Le nombre de télétravailleurs « officiels » est faible en France, en comparaison de nos voisins européens ou nord-américains. Le chiffre de 7% des salariés, souvent cité, date de plusieurs années et doit sans doute être revu à la hausse. Néanmoins, nous sommes incontestablement en deçà du nombre de télétravailleurs potentiels. La demande existe chez les salariés. Tout d'abord, dans les grandes entreprises liées aux nouvelles technologies, au consulting, aux services financiers ou à la communication. Un accord vient ainsi d'être signé chez Atos Origin, qui s'ajoute à ceux signés au cours des dernières années chez Alcatel-Lucent, chez Renault, chez Microsoft France... Mais, plus globalement, une part importante des cadres peut pratiquer le télétravail, ou même le pratique déjà de manière officieuse.
Même si la proposition de loi n'a pas encore fait l'objet d'un examen au Sénat, le gouvernement a mis à profit cette année pour faire progresser l'environnement propice au télétravail.
Pour télétravailler, il faut d'abord disposer d'un accès Internet à haut débit. Je souhaite rappeler l'engagement du Gouvernement d'apporter à tous les Français, avant la fin de l'année 2012 et sur l'ensemble du territoire, l'accès au haut débit.
Les réseaux très haut débit représentent aujourd'hui un enjeu majeur pour la France, avec plusieurs milliards d'euros d'investissements dès les prochaines années. Une première étape a été franchie avec l'adoption, par le Parlement, de la loi n°2009-1572 relative à la lutte contre la fracture numérique. Cette loi prévoit tout d'abord un cadre législatif pour le développement des réseaux à très haut débit dans les zones denses et moyennement denses de notre territoire. Ensuite, afin que ces réseaux puissent être déployés sur l'ensemble du territoire, la loi prévoit plusieurs dispositifs, notamment :
- la mise en place de schémas directeurs territoriaux à l'échelon minimal du département ;
- la création d'un statut d'investisseur minoritaire des collectivités locales dans réseaux très haut débit ;
- la mise en oeuvre d'un fonds d'aménagement numérique de nos territoires au profit des zones les moins denses.
Par ailleurs, le très haut débit fait partie des priorités en matière d'investissements d'avenir. 2 milliards d'euros des investissements d'avenir y seront consacrés.
Les infrastructures sont une condition nécessaire, mais pas suffisante. La manière de les utiliser compte aussi. J'ai commandé l'an dernier au Centre d'analyse stratégique un rapport sur « Le développement du télétravail dans la société numérique de demain ». Ce rapport souligne que depuis au moins dix ans, la France est en retard sur les principaux pays de l'OCDE en matière de développement du télétravail. Les principaux leviers pour le développement du télétravail en France sont, selon le rapport, au nombre de quatre :
1. une évolution de la culture managériale française en lien avec des transformations des modes d'organisation du travail ;
2. une meilleure connaissance des gains envisageables grâce au télétravail, favorisée par le développement d'informations de référence sur le sujet ;
3. la mise à disposition d'infrastructures numériques de qualité à l'échelle de l'ensemble du territoire, mixant haut débit, 3G et télécentres ;
4. la diffusion d'outils techniques performants, accessibles, fiables et de moins en moins onéreux, préalable à tout télétravail formalisé au sein des entreprises. Les questions de sécurité des données et de gestion de la vie privée doivent cependant faire partie des réflexions sur les technologies.

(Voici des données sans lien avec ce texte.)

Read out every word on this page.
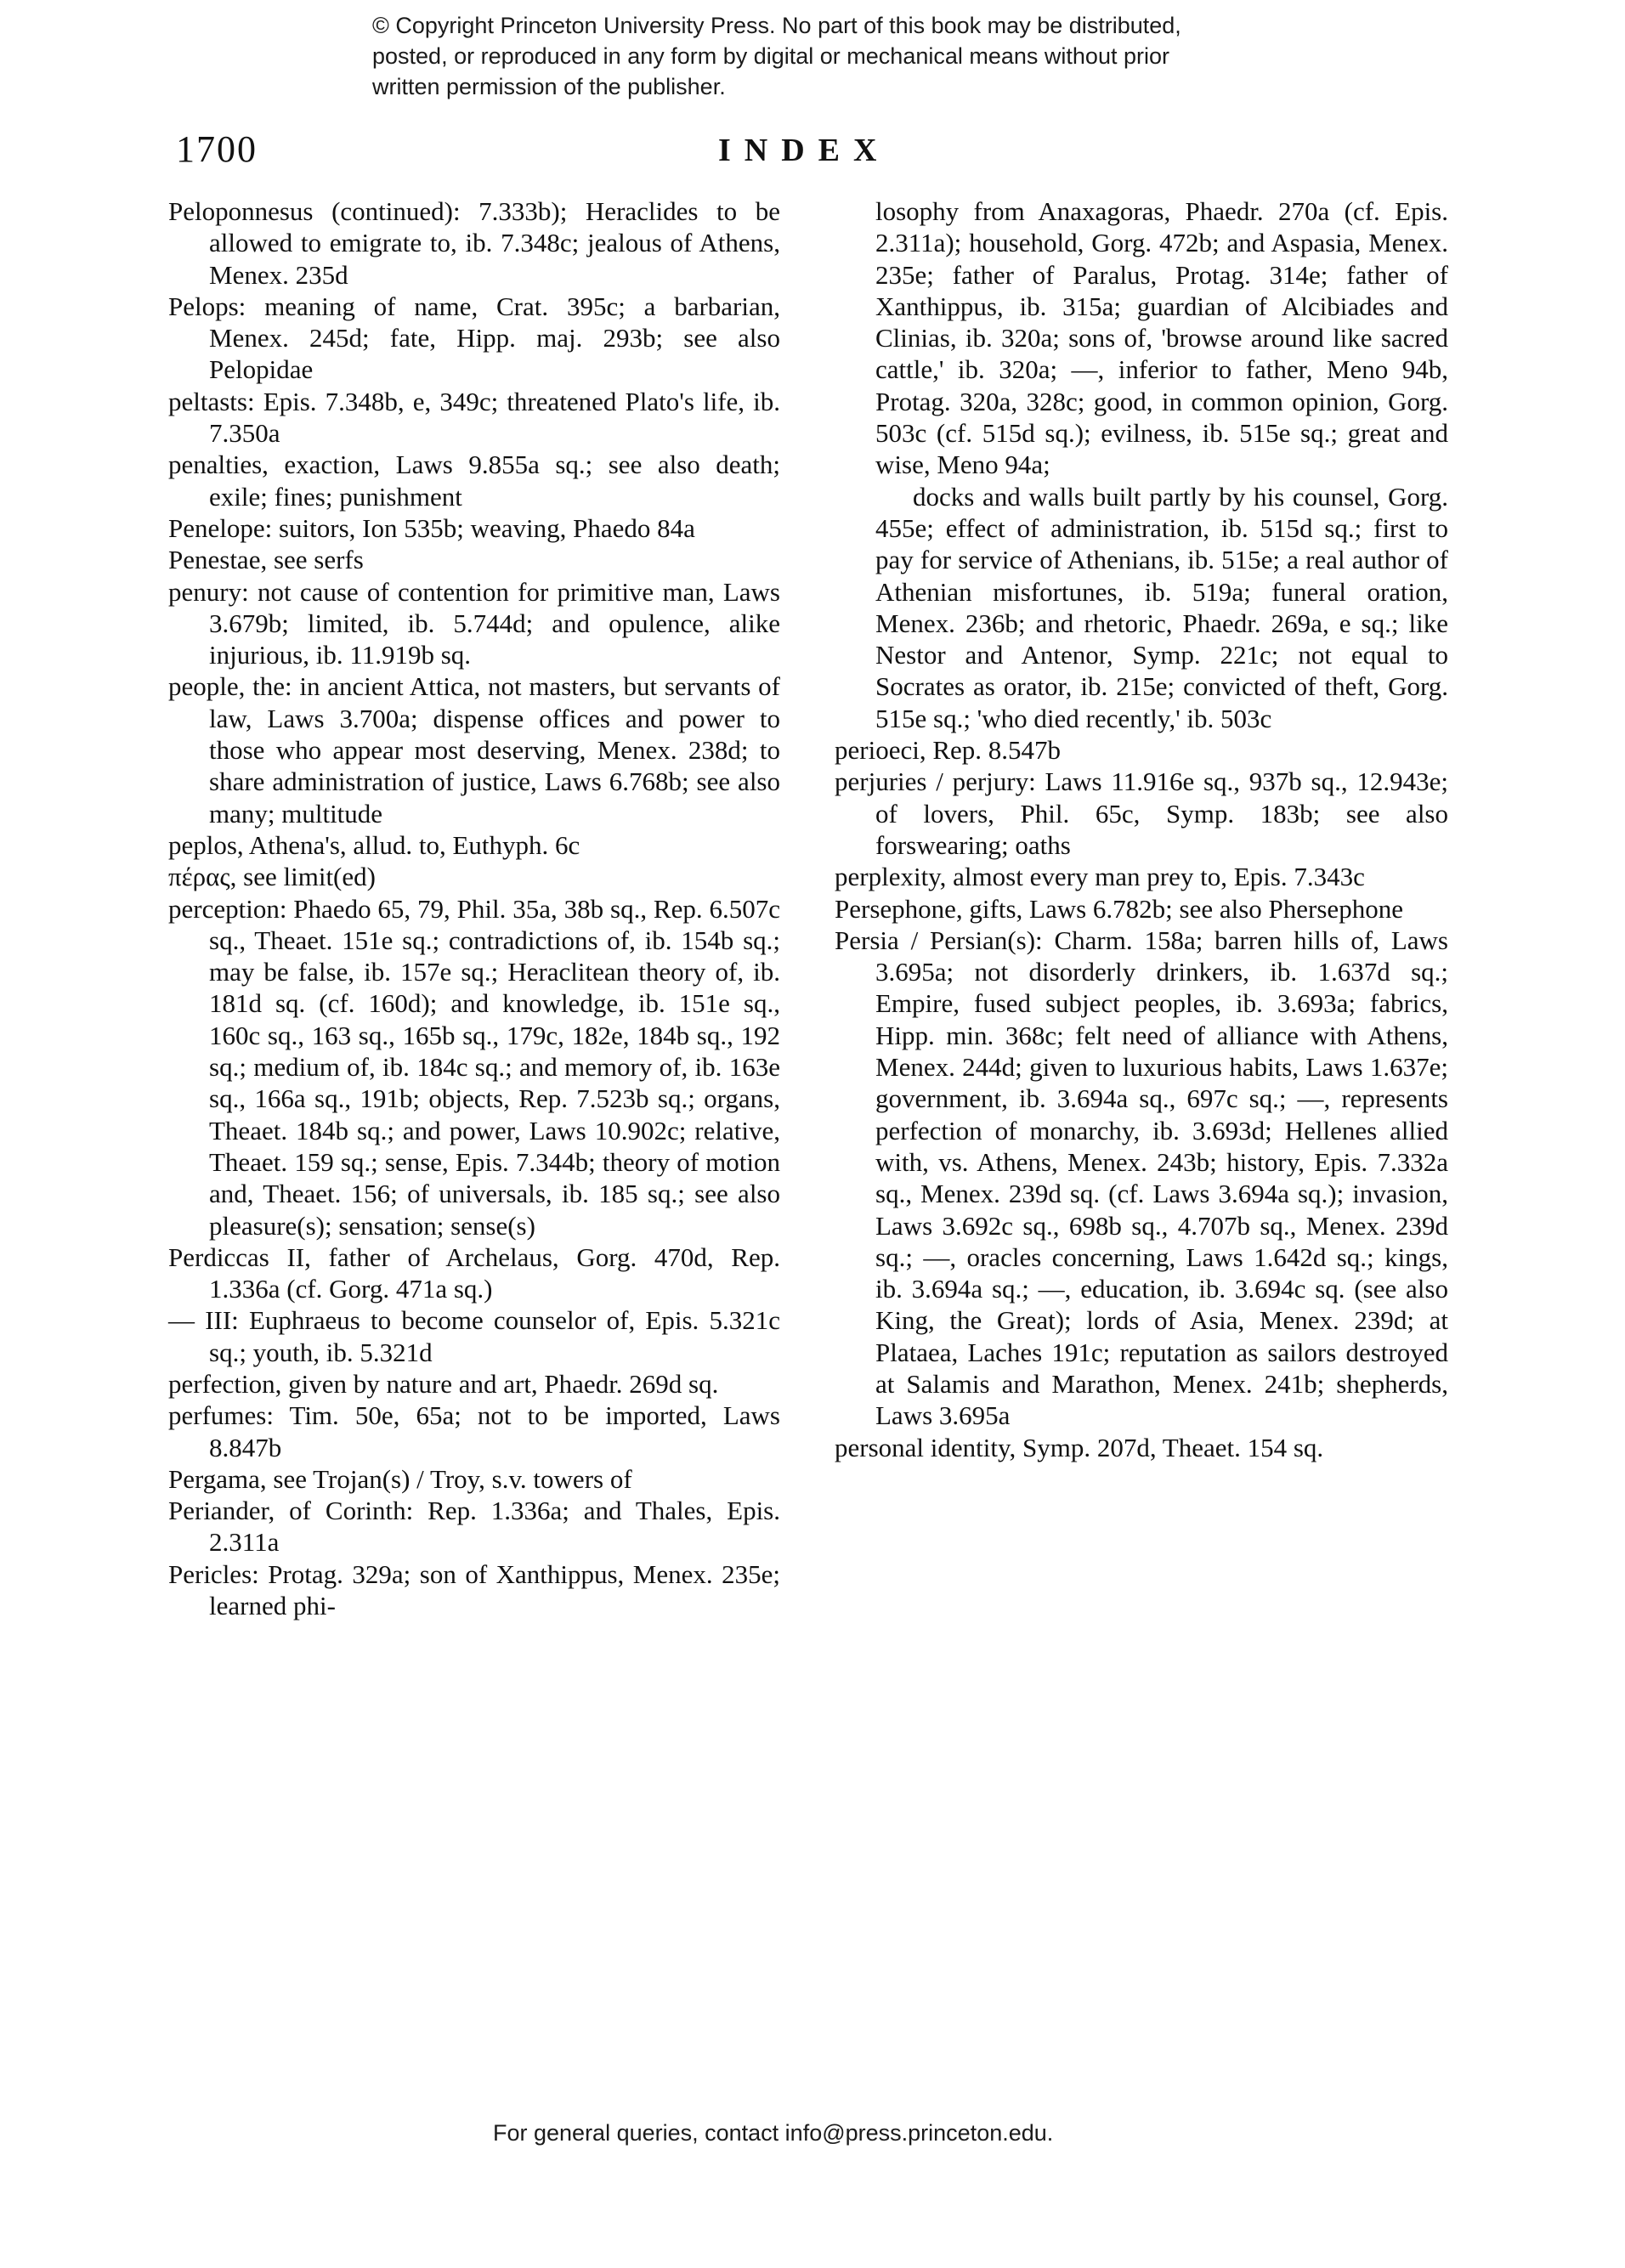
© Copyright Princeton University Press. No part of this book may be distributed, posted, or reproduced in any form by digital or mechanical means without prior written permission of the publisher.
1700	INDEX

Peloponnesus (continued): 7.333b); Heraclides to be allowed to emigrate to, ib. 7.348c; jealous of Athens, Menex. 235d

Pelops: meaning of name, Crat. 395c; a barbarian, Menex. 245d; fate, Hipp. maj. 293b; see also Pelopidae

peltasts: Epis. 7.348b, e, 349c; threatened Plato's life, ib. 7.350a

penalties, exaction, Laws 9.855a sq.; see also death; exile; fines; punishment

Penelope: suitors, Ion 535b; weaving, Phaedo 84a

Penestae, see serfs

penury: not cause of contention for primitive man, Laws 3.679b; limited, ib. 5.744d; and opulence, alike injurious, ib. 11.919b sq.

people, the: in ancient Attica, not masters, but servants of law, Laws 3.700a; dispense offices and power to those who appear most deserving, Menex. 238d; to share administration of justice, Laws 6.768b; see also many; multitude

peplos, Athena's, allud. to, Euthyph. 6c

πέρας, see limit(ed)

perception: Phaedo 65, 79, Phil. 35a, 38b sq., Rep. 6.507c sq., Theaet. 151e sq.; contradictions of, ib. 154b sq.; may be false, ib. 157e sq.; Heraclitean theory of, ib. 181d sq. (cf. 160d); and knowledge, ib. 151e sq., 160c sq., 163 sq., 165b sq., 179c, 182e, 184b sq., 192 sq.; medium of, ib. 184c sq.; and memory of, ib. 163e sq., 166a sq., 191b; objects, Rep. 7.523b sq.; organs, Theaet. 184b sq.; and power, Laws 10.902c; relative, Theaet. 159 sq.; sense, Epis. 7.344b; theory of motion and, Theaet. 156; of universals, ib. 185 sq.; see also pleasure(s); sensation; sense(s)

Perdiccas II, father of Archelaus, Gorg. 470d, Rep. 1.336a (cf. Gorg. 471a sq.)

— III: Euphraeus to become counselor of, Epis. 5.321c sq.; youth, ib. 5.321d

perfection, given by nature and art, Phaedr. 269d sq.

perfumes: Tim. 50e, 65a; not to be imported, Laws 8.847b

Pergama, see Trojan(s) / Troy, s.v. towers of

Periander, of Corinth: Rep. 1.336a; and Thales, Epis. 2.311a

Pericles: Protag. 329a; son of Xanthippus, Menex. 235e; learned phi-

losophy from Anaxagoras, Phaedr. 270a (cf. Epis. 2.311a); household, Gorg. 472b; and Aspasia, Menex. 235e; father of Paralus, Protag. 314e; father of Xanthippus, ib. 315a; guardian of Alcibiades and Clinias, ib. 320a; sons of, 'browse around like sacred cattle,' ib. 320a; —, inferior to father, Meno 94b, Protag. 320a, 328c; good, in common opinion, Gorg. 503c (cf. 515d sq.); evilness, ib. 515e sq.; great and wise, Meno 94a;

docks and walls built partly by his counsel, Gorg. 455e; effect of administration, ib. 515d sq.; first to pay for service of Athenians, ib. 515e; a real author of Athenian misfortunes, ib. 519a; funeral oration, Menex. 236b; and rhetoric, Phaedr. 269a, e sq.; like Nestor and Antenor, Symp. 221c; not equal to Socrates as orator, ib. 215e; convicted of theft, Gorg. 515e sq.; 'who died recently,' ib. 503c

perioeci, Rep. 8.547b

perjuries / perjury: Laws 11.916e sq., 937b sq., 12.943e; of lovers, Phil. 65c, Symp. 183b; see also forswearing; oaths

perplexity, almost every man prey to, Epis. 7.343c

Persephone, gifts, Laws 6.782b; see also Phersephone

Persia / Persian(s): Charm. 158a; barren hills of, Laws 3.695a; not disorderly drinkers, ib. 1.637d sq.; Empire, fused subject peoples, ib. 3.693a; fabrics, Hipp. min. 368c; felt need of alliance with Athens, Menex. 244d; given to luxurious habits, Laws 1.637e; government, ib. 3.694a sq., 697c sq.; —, represents perfection of monarchy, ib. 3.693d; Hellenes allied with, vs. Athens, Menex. 243b; history, Epis. 7.332a sq., Menex. 239d sq. (cf. Laws 3.694a sq.); invasion, Laws 3.692c sq., 698b sq., 4.707b sq., Menex. 239d sq.; —, oracles concerning, Laws 1.642d sq.; kings, ib. 3.694a sq.; —, education, ib. 3.694c sq. (see also King, the Great); lords of Asia, Menex. 239d; at Plataea, Laches 191c; reputation as sailors destroyed at Salamis and Marathon, Menex. 241b; shepherds, Laws 3.695a

personal identity, Symp. 207d, Theaet. 154 sq.

For general queries, contact info@press.princeton.edu.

Le télétravail et plus largement le travail avec des outils numériques transforment profondément les relations de travail. En effet, ils mettent à mal les concepts usuels du temps de travail et les frontières entre vie professionnelle et vie privée. Un équilibre doit être trouvé entre ces différentes contraintes. Il apparaît que le télétravail est le plus profitable, aussi bien au salarié qu'à l'entreprise, lorsqu'il est partiel, à hauteur de 2 jours par semaine.

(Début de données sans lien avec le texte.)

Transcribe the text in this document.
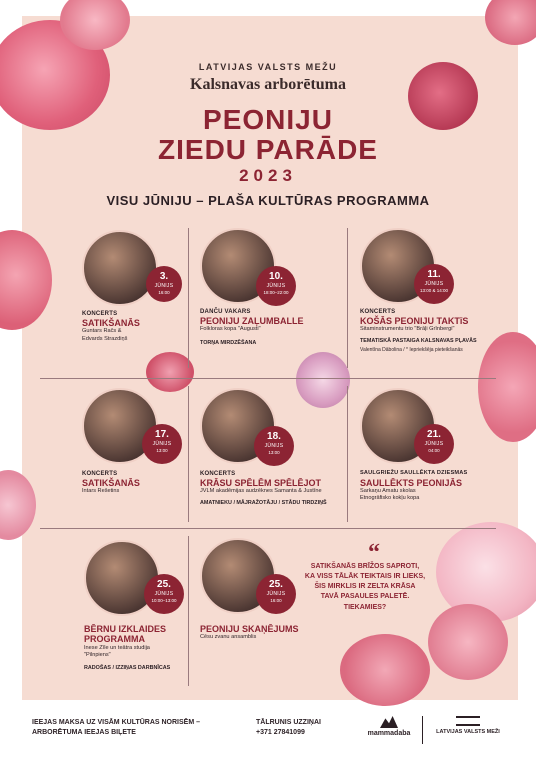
LATVIJAS VALSTS MEŽU
Kalsnavas arborētuma
PEONIJU
ZIEDU PARĀDE
2023
VISU JŪNIJU – PLAŠA KULTŪRAS PROGRAMMA
3.
JŪNIJS
16:00
KONCERTS
SATIKŠANĀS
Guntars Račs &
Edvards Strazdiņš
10.
JŪNIJS
18:00–22:00
DANČU VAKARS
PEONIJU ZAĻUMBALLE
Folkloras kopa "Augusti"
TORŅA MIRDZĒŠANA
11.
JŪNIJS
13:00 & 14:00
KONCERTS
KOŠĀS PEONIJU TAKTīS
Sitaminstrumentu trio "Brāļi Grīnbergi"
TEMATISKĀ PASTAIGA KALSNAVAS PĻAVĀS
Valentīna Dābolina / * Iepriekšēja pieteikšanās
17.
JŪNIJS
13:00
KONCERTS
SATIKŠANĀS
Intars Rešetins
18.
JŪNIJS
13:00
KONCERTS
KRĀSU SPĒLĒM SPĒLĒJOT
JVLM akadēmijas audzēknes Samanta & Justīne
AMATNIEKU / MĀJRAŽOTĀJU / STĀDU TIRDZIŅŠ
21.
JŪNIJS
04:00
SAULGRIEŽU SAULLĒKTA DZIESMAS
SAULLĒKTS PEONIJĀS
Sarkaņu Amatu skolas
Etnogrāfisko kokļu kopa
25.
JŪNIJS
10:00–13:00
BĒRNU IZKLAIDES PROGRAMMA
Inese Zīle un teātra studija
"Pilnpiens"
RADOŠAS / IZZIŅAS DARBNĪCAS
25.
JŪNIJS
16:00
PEONIJU SKAŅĒJUMS
Cēsu zvanu ansamblis
“
SATIKŠANĀS BRĪŽOS SAPROTI,
KA VISS TĀLĀK TEIKTAIS IR LIEKS,
ŠIS MIRKLIS IR ZELTA KRĀSA
TAVĀ PASAULES PALETĒ.
TIEKAMIES?
IEEJAS MAKSA UZ VISĀM KULTŪRAS NORISĒM –
ARBORĒTUMA IEEJAS BIĻETE
TĀLRUNIS UZZIŅAI
+371 27841099	mammadaba	LATVIJAS VALSTS MEŽI
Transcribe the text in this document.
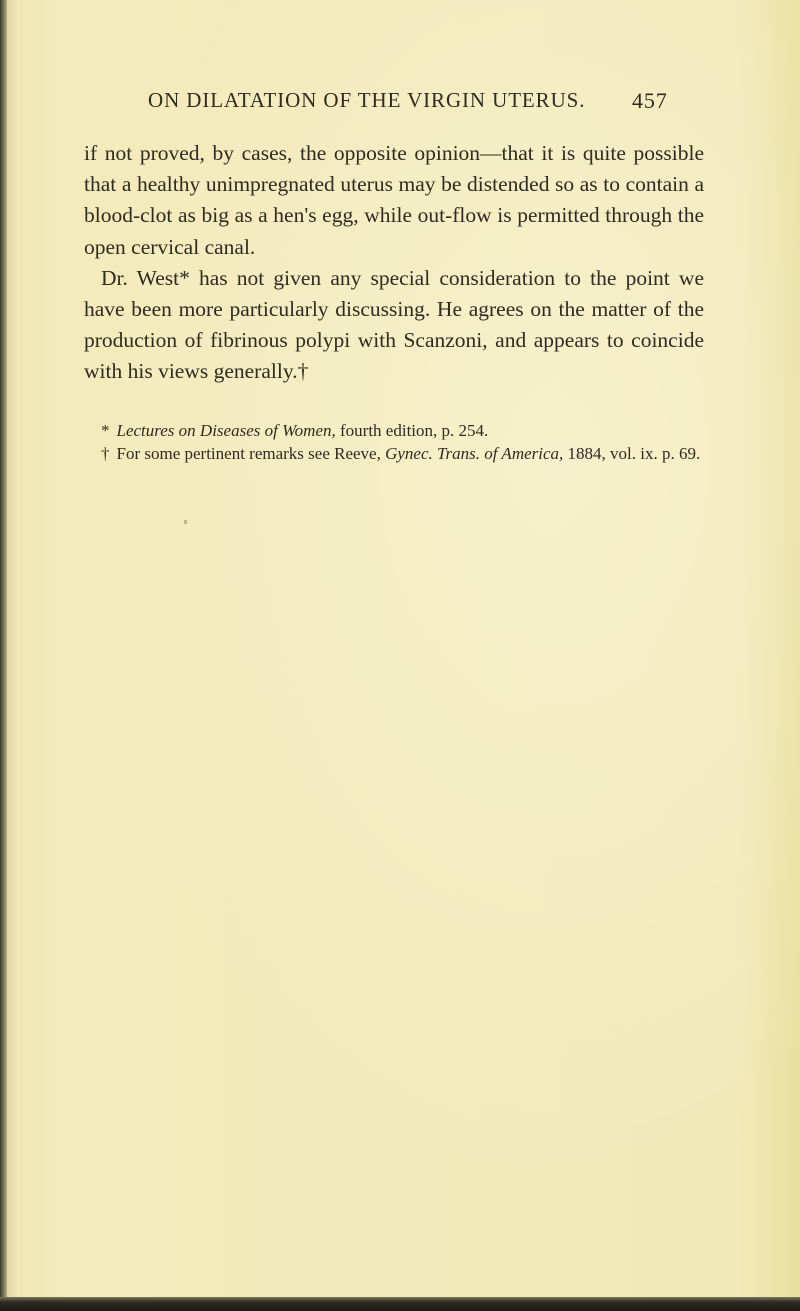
ON DILATATION OF THE VIRGIN UTERUS. 457

if not proved, by cases, the opposite opinion—that it is quite possible that a healthy unimpregnated uterus may be distended so as to contain a blood-clot as big as a hen's egg, while out-flow is permitted through the open cervical canal.

Dr. West* has not given any special consideration to the point we have been more particularly discussing. He agrees on the matter of the production of fibrinous polypi with Scanzoni, and appears to coincide with his views generally.†

* Lectures on Diseases of Women, fourth edition, p. 254.

† For some pertinent remarks see Reeve, Gynec. Trans. of America, 1884, vol. ix. p. 69.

En raison des situations spécifiques de chaque entreprise et de chaque salarié, il importe que le télétravail fasse l'objet d'un « double volontariat », par chacune des parties. Ses modalités doivent faire l'objet d'une négociation avec les représentants des salariés.
Le rapport estime que le potentiel de développement du télétravail pourrait concerner jusqu'à 40 % à 50 % des emplois à l'horizon de dix ans. Certes, toutes les fonctions ne sont pas « télétravaillables », notamment dès lors qu'elles n'utilisent pas les outils numériques. Le développement du télétravail repose donc sur une diffusion large et importante dans les métiers qui lui sont particulièrement propices (emplois de cadres et d'ingénieurs, fonctions administratives support, fonctions intellectuelles, etc.).
Enfin, suite aux débats du printemps dernier sur les possibles conséquences néfastes du télétravail pour les salariés, j'avais demandé au CAS d'étudier si des cas d'abus avaient été constatés dans les pays de l'OCDE, notamment concernant les femmes en congé de maternité ou les salariés en congé maladie. J'ai le plaisir de constater qu'aucun cas d'abus n'a été signalé dans aucun des pays de l'OCDE.
Ce rapport nous permet donc de dédramatiser le télétravail.
Il nous reste maintenant à favoriser l'offre de télétravail. Les entreprises doivent faire évoluer leurs mentalités, et les salariés doivent disposer des outils nécessaires, soit chez eux, soit dans des télécentres. Il faut inventer une nouvelle organisation des entreprises, et une nouvelle organisation des villes. C'est pourquoi, dans la consultation publique que je viens de lancer sur la partie « usages numériques » des investissements d'avenir, figure une thématique « ville numérique ». Le télétravail figure dans cette thématique. Je vous invite donc tous à répondre à cette consultation, et à proposer des contributions constructives sur les investissements à réaliser dans le télétravail.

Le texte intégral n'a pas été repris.